The report, ‘Children in hazardous work: what we know, what we need to do’ stated that every minute of every day, a child labourer somewhere in the world suffers a work-related accident, illness or psychological trauma.
While the largest number of children in hazardous work is in Asia and the Pacific, the largest proportion of children in hazardous work relative to the overall number of children in the region is in sub-Saharan Africa, the report said.
‘Over 60 percent of children in hazardous work are boys.

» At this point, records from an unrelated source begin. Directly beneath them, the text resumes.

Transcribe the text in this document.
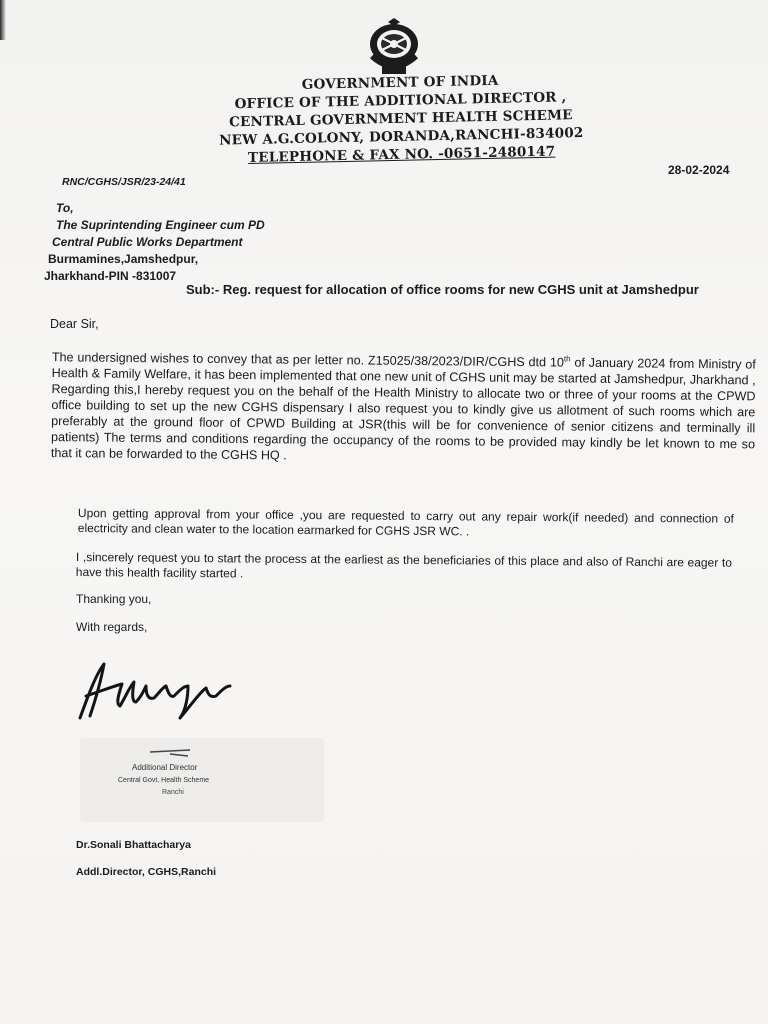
GOVERNMENT OF INDIA
OFFICE OF THE ADDITIONAL DIRECTOR ,
CENTRAL GOVERNMENT HEALTH SCHEME
NEW A.G.COLONY, DORANDA,RANCHI-834002
TELEPHONE & FAX NO. -0651-2480147
RNC/CGHS/JSR/23-24/41
28-02-2024
To,
The Suprintending Engineer cum PD
Central Public Works Department
Burmamines,Jamshedpur,
Jharkhand-PIN -831007
Sub:- Reg. request for allocation of office rooms for new CGHS unit at Jamshedpur
Dear Sir,
The undersigned wishes to convey that as per letter no. Z15025/38/2023/DIR/CGHS dtd 10th of January 2024 from Ministry of Health & Family Welfare, it has been implemented that one new unit of CGHS unit may be started at Jamshedpur, Jharkhand , Regarding this,I hereby request you on the behalf of the Health Ministry to allocate two or three of your rooms at the CPWD office building to set up the new CGHS dispensary I also request you to kindly give us allotment of such rooms which are preferably at the ground floor of CPWD Building at JSR(this will be for convenience of senior citizens and terminally ill patients) The terms and conditions regarding the occupancy of the rooms to be provided may kindly be let known to me so that it can be forwarded to the CGHS HQ .
Upon getting approval from your office ,you are requested to carry out any repair work(if needed) and connection of electricity and clean water to the location earmarked for CGHS JSR WC. .
I ,sincerely request you to start the process at the earliest as the beneficiaries of this place and also of Ranchi are eager to have this health facility started .
Thanking you,
With regards,
Additional Director
Central Govt. Health Scheme
Ranchi
Dr.Sonali Bhattacharya
Addl.Director, CGHS,Ranchi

Hazardous work is more commonly found in agriculture, including fishing, forestry, livestock-herding and aquaculture, in addition to subsistence and commercial farming,’ it stated.The report said that although the overall number of children aged 5 to 17 in hazardous work declined between 2004 and 2008, the number aged 15-17 actually increased by 20
percent during the same period — from 52 million to 62 million.
One of the findings of the study revealed that the problem of children in hazardous work was not confined to developing countries but there was a high vulnerability of youth to workplace accidents in the US and Europe.
‘Despite important progress over the last decade, the number of children in child labour worldwide, and particularly in hazardous work, remains high,’ ILO Director-General Juan Somavia said on the launch of the report.
The report also said exposure to hazards can have a particularly severe impact on children, whose bodies and minds are still developing late into teenage years.
It looks in detail at six economic sectors which are crop agriculture, fishing, domestic service, mining and quarrying, and street and service industries.
World Day Against Child Labour is observed June 12 every year.